22. Are there telephones in cabins on Hurtigruten ships?

On all larger ships sailing the Norwegian coastal route, there are telephones in every cabin. These are mainly intended for internal calls. So you can call another cabin simply by dialling the cabin number. You can call the ship’s reception desk by dialling 9.

In an emergency, you can call for help from your cabin telephone by pressing the button on your cabin telephone marked with a red cross. On some ships, you’ll find no such button on the phone, and there the way to signal an emergency is to dial 112. On some older vessels (such as the MS Vesterålen), where you may not have a telephone in your cabin, there is often an emergency button in the cabin.

23. How safe are valuables which I take on board?

Some ships, such as the MS Finnmarken, have safes in every cabin. But this is the exception rather than the rule. On every vessel, there is a ship’s safe at reception where valuables may be stored free of charge.

It is worth bearing in mind that ships plying the Norwegian coastal route make many stops at ports large and small along the way. New passengers come aboard at every stop and others leave. Members of the public can and do come aboard at port stops just to take a look around the boat. For many small communities, it is like having a new café come into town every day. Locals will come on board for a coffee. It’s all part of what makes Hurtigruten special. But with people coming and going, it’s wise to be careful about your personal possessions. Cameras, books and laptops left lying around may tempt those without scruples.
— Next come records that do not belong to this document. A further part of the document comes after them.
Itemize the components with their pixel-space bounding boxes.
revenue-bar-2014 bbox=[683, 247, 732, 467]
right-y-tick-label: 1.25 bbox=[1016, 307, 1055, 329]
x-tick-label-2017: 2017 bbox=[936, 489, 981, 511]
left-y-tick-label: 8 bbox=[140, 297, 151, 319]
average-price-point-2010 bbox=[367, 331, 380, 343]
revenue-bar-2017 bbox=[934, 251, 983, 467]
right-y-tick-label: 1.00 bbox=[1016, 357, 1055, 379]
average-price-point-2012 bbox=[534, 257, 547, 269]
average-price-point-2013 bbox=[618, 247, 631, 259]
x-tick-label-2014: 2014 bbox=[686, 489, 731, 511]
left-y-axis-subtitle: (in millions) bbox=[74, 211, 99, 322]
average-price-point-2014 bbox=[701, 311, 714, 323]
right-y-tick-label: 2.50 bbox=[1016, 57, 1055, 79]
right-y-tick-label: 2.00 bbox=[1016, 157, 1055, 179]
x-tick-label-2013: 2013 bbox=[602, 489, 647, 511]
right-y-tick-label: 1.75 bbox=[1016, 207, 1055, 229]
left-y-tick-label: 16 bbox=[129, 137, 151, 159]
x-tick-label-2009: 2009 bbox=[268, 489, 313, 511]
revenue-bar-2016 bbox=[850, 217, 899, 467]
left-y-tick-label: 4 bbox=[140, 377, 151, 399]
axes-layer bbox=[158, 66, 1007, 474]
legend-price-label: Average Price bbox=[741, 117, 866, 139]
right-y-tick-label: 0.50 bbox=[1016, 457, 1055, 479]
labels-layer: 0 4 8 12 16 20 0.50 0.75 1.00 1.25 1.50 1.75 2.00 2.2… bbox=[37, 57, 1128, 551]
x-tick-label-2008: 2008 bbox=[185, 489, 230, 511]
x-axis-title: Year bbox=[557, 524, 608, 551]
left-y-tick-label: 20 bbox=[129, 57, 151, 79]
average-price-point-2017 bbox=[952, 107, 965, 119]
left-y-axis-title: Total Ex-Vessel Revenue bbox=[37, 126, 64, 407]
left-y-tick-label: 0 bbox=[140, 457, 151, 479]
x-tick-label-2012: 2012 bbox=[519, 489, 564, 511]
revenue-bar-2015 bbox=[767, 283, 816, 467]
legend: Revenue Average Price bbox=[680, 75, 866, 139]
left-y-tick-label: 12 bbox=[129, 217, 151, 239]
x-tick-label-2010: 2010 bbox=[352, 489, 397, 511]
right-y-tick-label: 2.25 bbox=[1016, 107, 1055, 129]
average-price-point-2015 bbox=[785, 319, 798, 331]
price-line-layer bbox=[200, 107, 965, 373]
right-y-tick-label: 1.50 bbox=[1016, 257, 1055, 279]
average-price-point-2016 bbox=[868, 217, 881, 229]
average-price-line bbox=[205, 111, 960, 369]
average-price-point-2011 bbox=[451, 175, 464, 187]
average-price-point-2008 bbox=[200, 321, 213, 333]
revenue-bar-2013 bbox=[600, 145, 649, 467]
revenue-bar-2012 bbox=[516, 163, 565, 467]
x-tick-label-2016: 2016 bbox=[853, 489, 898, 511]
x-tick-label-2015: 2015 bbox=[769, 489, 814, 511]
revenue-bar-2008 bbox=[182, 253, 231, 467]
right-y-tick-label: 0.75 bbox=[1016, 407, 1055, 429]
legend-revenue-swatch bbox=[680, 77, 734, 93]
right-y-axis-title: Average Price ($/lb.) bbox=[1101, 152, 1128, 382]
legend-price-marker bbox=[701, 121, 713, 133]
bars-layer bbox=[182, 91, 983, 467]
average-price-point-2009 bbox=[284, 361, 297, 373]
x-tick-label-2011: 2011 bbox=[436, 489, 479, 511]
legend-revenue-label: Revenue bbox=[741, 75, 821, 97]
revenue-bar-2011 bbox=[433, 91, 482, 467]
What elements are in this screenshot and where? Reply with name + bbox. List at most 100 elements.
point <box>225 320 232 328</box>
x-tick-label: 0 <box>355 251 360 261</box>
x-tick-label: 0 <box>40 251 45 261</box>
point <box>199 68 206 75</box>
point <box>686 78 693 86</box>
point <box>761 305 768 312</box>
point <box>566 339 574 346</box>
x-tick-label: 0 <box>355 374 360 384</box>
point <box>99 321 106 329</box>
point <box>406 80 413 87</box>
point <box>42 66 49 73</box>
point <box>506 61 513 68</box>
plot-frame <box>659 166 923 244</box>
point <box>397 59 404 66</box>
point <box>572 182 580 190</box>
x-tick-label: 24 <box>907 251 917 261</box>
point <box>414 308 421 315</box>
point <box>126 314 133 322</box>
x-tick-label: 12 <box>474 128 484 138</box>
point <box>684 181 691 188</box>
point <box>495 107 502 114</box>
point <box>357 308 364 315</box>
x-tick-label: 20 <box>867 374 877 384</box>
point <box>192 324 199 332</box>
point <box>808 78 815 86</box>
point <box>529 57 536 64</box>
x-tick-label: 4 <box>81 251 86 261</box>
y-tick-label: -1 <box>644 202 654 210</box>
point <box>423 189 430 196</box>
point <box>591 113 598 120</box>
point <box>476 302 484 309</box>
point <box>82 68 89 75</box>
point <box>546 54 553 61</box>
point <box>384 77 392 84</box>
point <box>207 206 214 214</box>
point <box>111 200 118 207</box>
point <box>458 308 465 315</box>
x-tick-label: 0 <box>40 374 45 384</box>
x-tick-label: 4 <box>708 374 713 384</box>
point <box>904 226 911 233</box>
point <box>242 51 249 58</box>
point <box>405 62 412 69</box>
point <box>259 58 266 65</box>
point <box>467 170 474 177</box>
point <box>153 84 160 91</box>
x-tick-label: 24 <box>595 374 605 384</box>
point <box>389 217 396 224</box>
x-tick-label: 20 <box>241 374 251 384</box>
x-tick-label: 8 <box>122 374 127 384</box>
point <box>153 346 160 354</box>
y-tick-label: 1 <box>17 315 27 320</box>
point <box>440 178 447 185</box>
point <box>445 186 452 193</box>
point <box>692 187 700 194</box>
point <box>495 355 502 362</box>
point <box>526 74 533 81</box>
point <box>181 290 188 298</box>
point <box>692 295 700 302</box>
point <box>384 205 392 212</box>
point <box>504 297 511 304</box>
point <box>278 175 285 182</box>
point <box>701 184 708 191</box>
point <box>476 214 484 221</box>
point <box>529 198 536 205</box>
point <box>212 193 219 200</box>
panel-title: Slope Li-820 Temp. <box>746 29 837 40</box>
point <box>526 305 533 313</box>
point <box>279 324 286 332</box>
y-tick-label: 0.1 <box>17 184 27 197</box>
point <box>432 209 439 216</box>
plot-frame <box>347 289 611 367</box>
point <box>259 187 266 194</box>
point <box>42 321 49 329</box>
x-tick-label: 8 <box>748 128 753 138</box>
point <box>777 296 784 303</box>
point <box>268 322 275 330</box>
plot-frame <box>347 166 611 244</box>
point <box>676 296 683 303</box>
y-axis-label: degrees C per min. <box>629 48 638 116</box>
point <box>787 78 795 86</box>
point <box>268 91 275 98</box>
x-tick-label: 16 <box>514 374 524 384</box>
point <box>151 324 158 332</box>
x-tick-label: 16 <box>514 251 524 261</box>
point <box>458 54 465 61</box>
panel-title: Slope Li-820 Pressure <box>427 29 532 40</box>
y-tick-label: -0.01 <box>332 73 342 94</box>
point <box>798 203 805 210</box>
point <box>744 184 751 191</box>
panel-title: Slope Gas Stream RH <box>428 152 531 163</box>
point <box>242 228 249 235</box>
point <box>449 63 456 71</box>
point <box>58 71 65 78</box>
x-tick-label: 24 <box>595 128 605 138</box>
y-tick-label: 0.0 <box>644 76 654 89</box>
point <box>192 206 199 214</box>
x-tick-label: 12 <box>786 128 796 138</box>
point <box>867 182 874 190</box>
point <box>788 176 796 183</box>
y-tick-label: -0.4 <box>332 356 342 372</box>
24. Is the water on board drinkable?

In a word, yes! The water in your cabin is very palatable and free. You may of course choose to purchase mineral water at shore stops along the way. And you can buy still or sparkling mineral water in the café and restaurants on the ship, but it is not cheap.

A complimentary small bottle of mineral water is served in the restaurant with each bottle of wine purchased and with certain wine packages.

This article was published in hidden europe notes.

About The Authors: hidden europe

hidden europe

and manage hidden europe, a Berlin-based editorial bureau that supplies text and images to media across Europe. Together they edit hidden europe magazine. Nicky and Susanne are dedicated slow travellers. They delight in discovering the exotic in the everyday.

Comments (5)| write a comment

  1. Dave Ansell
    4 December 2014

    I've done 3 complete round trips (Bergen/Kirkenes/Bergen) and you've covered most of the facilities in your Q & A. However, you need to mention the wine & water packages which offer decent discounts for unlimited water with meals (and permit taking the bottle to your cabin) and/or a bottle of wine per day for restaurant consumption. Also, you select dinner sitting and table allocation for the whole trip shortly after boarding at Bergen (in the main lounge/bar). And finally, I found the big new ships quite sterile compared with the oldest (Lofoten) and the midrange (Kong harald, Richard With etc)..
    A final point, the very scenic Geiranger Fiord & Troll Fiord visits only operate in the summer months (hence the earlier departure from Bergen).
    A wonderful voyage - only health issues have prevented me from doing it a 4th time)

  2. Laurence
    6 October 2016

    Is there a hairdryer on MS Richard With Cabin 552 please ?

  3. Sharon Lutman
    2 February 2017

    On the northernmost Hurtigrutin boats traveling from Gamvik to Kirkenes can we board a caravan camper?

  4. Susanne
    10 February 2017

    @Sharon As far as we know, Hurtigruten boats do not take any caravan campers on board (whether it's in the far north or further south).


  5. Olavi Uotila
    6 August 2017

    Can I mail postcards and letters onboard?